Wednesday, April 27, 2011

Face to Face With A Longhorn

We're hiking along a circular trail through wildflowers, grasses and cockleburs to see "The Johnson Settlement." It's in Johnson City, Texas, and it's where President LBJ's grandfather and great uncle started their cattle droving business during the Civil War.

Before our walk, I'd read where the boys made a fortune off cattle they never owned. They'd find unbranded cattle wandering the Texas plains, herd 'em up and move 'em on to market in Kansas. Along the famed Chisholm Trail.

Easy money.

The wandering cattle came from herds belonging to ranchers off fighting the war. No one was home to herd up and brand the calves, so the babies just grew up on the land, and wandered right into the hands of entrepreneurs like the Johnson boys.

Legal, but still, easy money.

So I'm thinking about those cows and the boys who just whisked them up and sold them, when we walk into a clearing and, voila, the settlement.
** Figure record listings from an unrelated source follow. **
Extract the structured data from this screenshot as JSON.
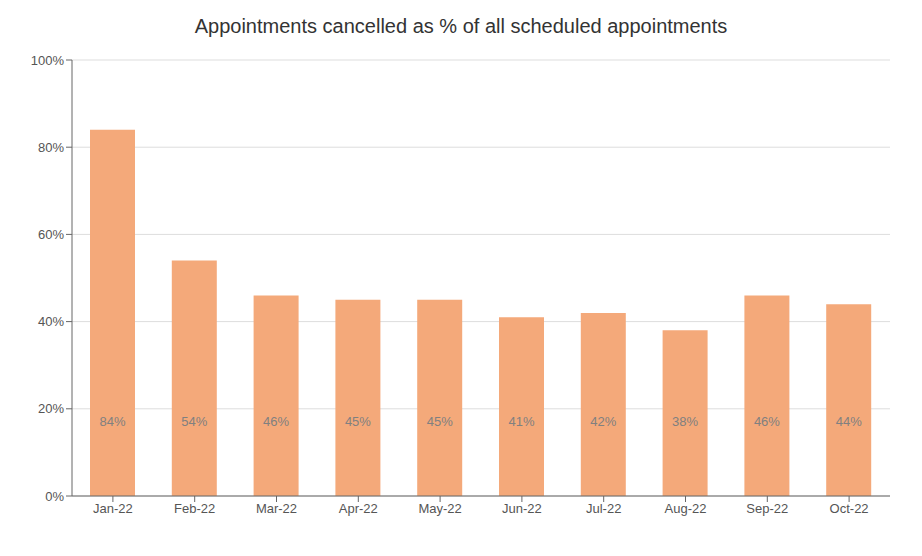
{
  "chart_data": {
    "type": "bar",
    "title": "Appointments cancelled as % of all scheduled appointments",
    "categories": [
      "Jan-22",
      "Feb-22",
      "Mar-22",
      "Apr-22",
      "May-22",
      "Jun-22",
      "Jul-22",
      "Aug-22",
      "Sep-22",
      "Oct-22"
    ],
    "values": [
      84,
      54,
      46,
      45,
      45,
      41,
      42,
      38,
      46,
      44
    ],
    "value_labels": [
      "84%",
      "54%",
      "46%",
      "45%",
      "45%",
      "41%",
      "42%",
      "38%",
      "46%",
      "44%"
    ],
    "data_labels": true,
    "color": "#F4A97A",
    "ylim": [
      0,
      100
    ],
    "yticks": [
      {
        "value": 0,
        "label": "0%"
      },
      {
        "value": 20,
        "label": "20%"
      },
      {
        "value": 40,
        "label": "40%"
      },
      {
        "value": 60,
        "label": "60%"
      },
      {
        "value": 80,
        "label": "80%"
      },
      {
        "value": 100,
        "label": "100%"
      }
    ],
    "grid": true
  }
}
We find a log cabin, some barns, a windmill and ... Wow! Two Texas longhorns. Within spittin' distance!

I've never been this close to a longhorn. I'm so close, I could touch them. So I try.

I walk up to the fence, and the black and white guy looks up. I whistle, snap my fingers and put my hand through the fence. And I talk friendly. "Here, boy. Here, boy."

Look! He's walking toward me. Man, those horns are huge! So long!

My dog Jacob, a large standard poodle, steps back away from the fence as the steer gets closer.

"It's OK, Jacob." I assure him.

Then WHAM! MAN! The longhorn slams his left horn right through the fence, and whacks Jacob on the side of the face. Jacob yelps (more startled than hurt) and backs off. I don't back off and WHAM SLAM, the longhorn tries crashing through the fence at me. He maneuvers those massive sabers deftly and bangs my arm briefly as I jerk it away.

Now Jacob and I both jump away from the fence. And the longhorn settles down.

I notice that as long as we keep our distance, he keeps his attitude peaceful. So we keep a big distance.

As we amble far away from the longhorn and through the rest of the settlement, reading historical makers and peering into doors, I start thinking about those Johnson boys. And if they ran across longhorns like the one we just met, then I'm thinking they earned every penny they got.